5. The method for locating the geographic origin of a biological individual based on multi-modal genetic information according to claim 1, wherein the selecting a part of the PC dimension according to the interpretation variance and obtaining the information on the part of the PC dimension comprises: according to the information of all PC dimensions, calculating the interpretation variance of each PC dimension, selecting a plurality of first PC dimensions with accumulated interpretation variance more than 60%, and obtaining the information of the plurality of first PC dimensions.

6. The method for locating the geographic origin of a biological individual based on multimodal genetic information according to claim 1, wherein the normalization and normalization of the combined multimodal dataset is performed in particular by: and respectively and sequentially carrying out standardization and normalization on the three modes in the combined multi-mode data set to obtain results of the three modes, and then carrying out standardization and normalization on the results of the three modes.

7. The method for locating the geographic origin of a biological individual based on multi-modal genetic information according to claim 6, wherein the three modalities in the combined multi-modal dataset are respectively normalized and normalized in sequence, specifically: and (3) respectively and sequentially normalizing and normalizing the information on the dimension of the part PC, the proportion information of the part ancestral source components and the length information of the part ancestral source fragments so that the mean value is 0, the variance is 1, and the value is compressed to be between 0 and 1.

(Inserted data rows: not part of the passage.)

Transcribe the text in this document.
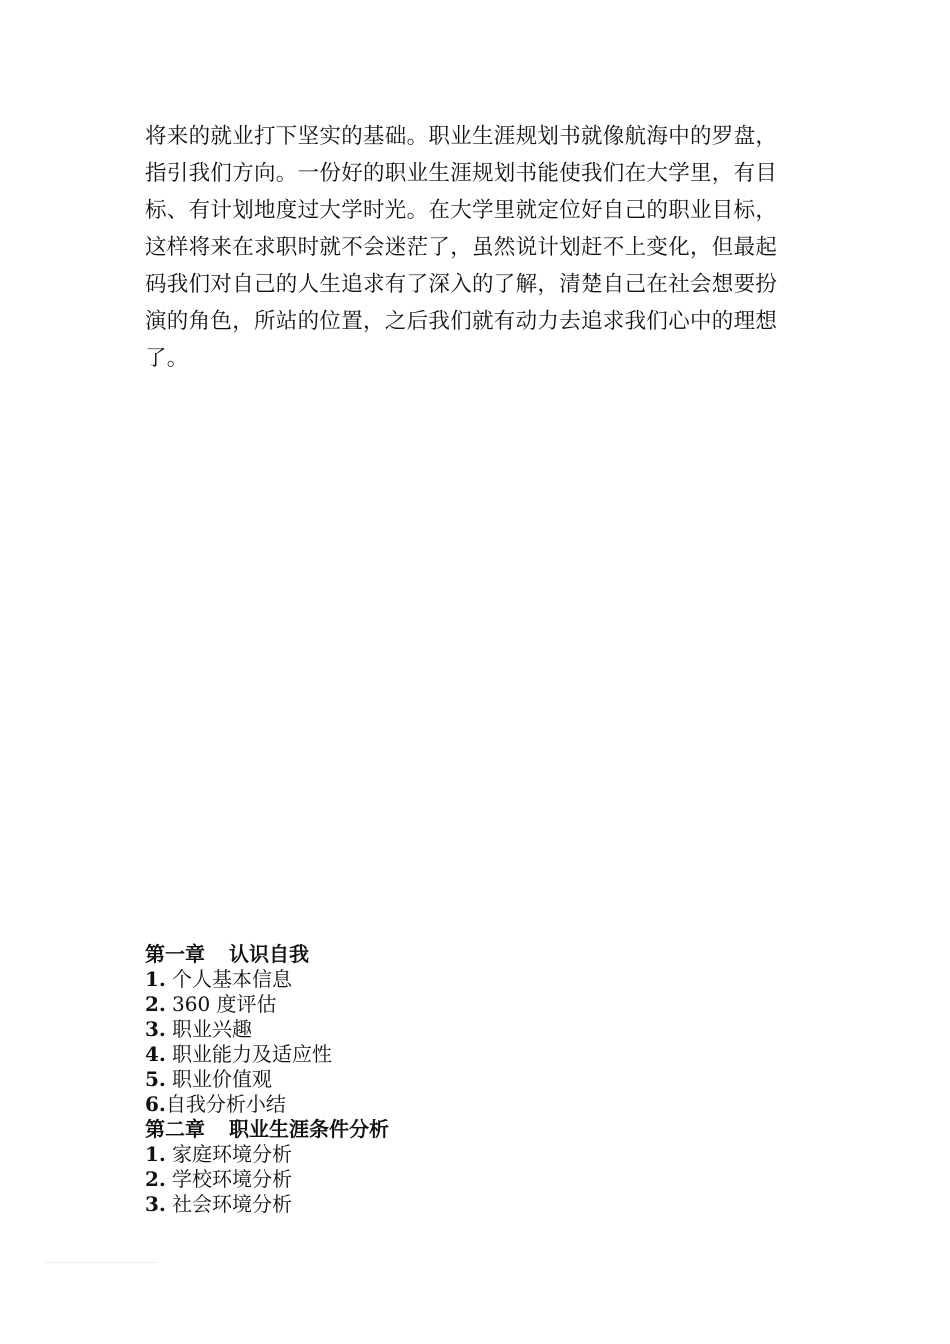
将来的就业打下坚实的基础。职业生涯规划书就像航海中的罗盘，

指引我们方向。一份好的职业生涯规划书能使我们在大学里，有目

标、有计划地度过大学时光。在大学里就定位好自己的职业目标，

这样将来在求职时就不会迷茫了，虽然说计划赶不上变化，但最起

码我们对自己的人生追求有了深入的了解，清楚自己在社会想要扮

演的角色，所站的位置，之后我们就有动力去追求我们心中的理想

了。

第一章 认识自我
1. 个人基本信息
2. 360 度评估
3. 职业兴趣
4. 职业能力及适应性
5. 职业价值观
6.自我分析小结
第二章 职业生涯条件分析
1. 家庭环境分析
2. 学校环境分析
3. 社会环境分析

8. The method for locating the geographic origin of a biological individual based on multimodal genetic information according to claim 1, wherein the dividing of the reference samples in the total available data set into a training set and a test set is specifically: the reference samples in the total available data set are divided into a training set and a testing set according to a hierarchical sampling method.

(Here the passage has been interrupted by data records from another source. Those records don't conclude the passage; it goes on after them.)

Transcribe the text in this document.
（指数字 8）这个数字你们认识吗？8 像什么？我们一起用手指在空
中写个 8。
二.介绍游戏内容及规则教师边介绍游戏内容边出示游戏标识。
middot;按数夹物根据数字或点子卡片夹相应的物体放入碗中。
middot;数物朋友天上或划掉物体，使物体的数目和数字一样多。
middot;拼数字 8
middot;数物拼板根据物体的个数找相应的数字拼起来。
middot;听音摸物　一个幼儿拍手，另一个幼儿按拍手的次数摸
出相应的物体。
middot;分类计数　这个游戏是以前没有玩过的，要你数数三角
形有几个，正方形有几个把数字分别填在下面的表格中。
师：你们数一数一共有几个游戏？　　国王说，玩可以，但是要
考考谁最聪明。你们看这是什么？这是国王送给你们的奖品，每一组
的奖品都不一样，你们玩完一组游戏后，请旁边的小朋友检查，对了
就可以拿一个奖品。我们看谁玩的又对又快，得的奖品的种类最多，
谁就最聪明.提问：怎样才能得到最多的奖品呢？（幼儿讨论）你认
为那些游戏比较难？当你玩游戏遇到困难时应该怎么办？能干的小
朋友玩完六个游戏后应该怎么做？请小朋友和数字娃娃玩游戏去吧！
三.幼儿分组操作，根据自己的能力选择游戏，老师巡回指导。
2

9. The method for locating the geographic origin of a biological individual based on multimodal genetic information according to claim 1, characterized in that the feature importance is evaluated using training sets and test sets, characterized by all dimensions in the total set of available data, in particular: feature importance evaluation is carried out by using a training set and a testing set based on a Lasso polynomial logistic regression method by taking all dimensions in the total available data set as features;

locating the geographic origin of the biological individual based on the carefully selected total available data set, in particular: selecting samples to be tested in the available total data set as test samples, selecting all reference samples in the available total data set as training samples, and obtaining probability values of the samples to be tested, which are inferred to be ancestral source categories of the reference samples, by using a Lasso polynomial logistic regression method.

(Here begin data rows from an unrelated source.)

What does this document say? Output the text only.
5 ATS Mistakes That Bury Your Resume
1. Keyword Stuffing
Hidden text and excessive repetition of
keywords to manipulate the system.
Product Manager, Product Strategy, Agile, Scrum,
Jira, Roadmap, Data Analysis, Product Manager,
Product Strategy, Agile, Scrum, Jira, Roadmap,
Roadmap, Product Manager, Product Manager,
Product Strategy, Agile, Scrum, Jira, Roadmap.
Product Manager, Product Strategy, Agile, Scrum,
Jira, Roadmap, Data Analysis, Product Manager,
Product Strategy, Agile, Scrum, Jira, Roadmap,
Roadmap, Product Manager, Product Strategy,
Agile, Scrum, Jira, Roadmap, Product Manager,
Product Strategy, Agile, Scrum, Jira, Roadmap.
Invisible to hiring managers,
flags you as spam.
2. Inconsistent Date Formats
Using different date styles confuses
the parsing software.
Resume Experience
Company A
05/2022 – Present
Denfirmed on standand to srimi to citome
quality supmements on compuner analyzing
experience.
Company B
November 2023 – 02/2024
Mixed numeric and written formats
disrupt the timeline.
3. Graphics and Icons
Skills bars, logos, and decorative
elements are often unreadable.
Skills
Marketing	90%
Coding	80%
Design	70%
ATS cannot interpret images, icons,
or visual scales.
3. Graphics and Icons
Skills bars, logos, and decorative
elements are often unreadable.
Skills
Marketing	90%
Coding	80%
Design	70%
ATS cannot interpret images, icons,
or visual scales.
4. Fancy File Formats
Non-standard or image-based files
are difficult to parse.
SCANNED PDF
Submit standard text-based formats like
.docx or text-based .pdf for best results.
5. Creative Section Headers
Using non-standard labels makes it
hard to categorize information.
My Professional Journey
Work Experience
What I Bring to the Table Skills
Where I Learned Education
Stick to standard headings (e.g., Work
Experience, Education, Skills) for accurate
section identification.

10. The method for locating the geographic origin of a biological individual based on multimodal genetic information according to claim 1, characterized in that the feature importance is evaluated using training sets and test sets, characterized by all dimensions in the total set of available data, in particular: based on the LightGBM method, performing feature importance assessment by using a training set and a testing set by taking all dimensions in the total available data set as features;

locating the geographic origin of the biological individual based on the carefully selected total available data set, in particular: and taking the samples to be tested in the selected total data set as test samples, taking all the reference samples in the selected total data set as training samples, and obtaining the longitude and latitude of the biological geographic position coordinates of the samples to be tested twice by using the LightGBM method.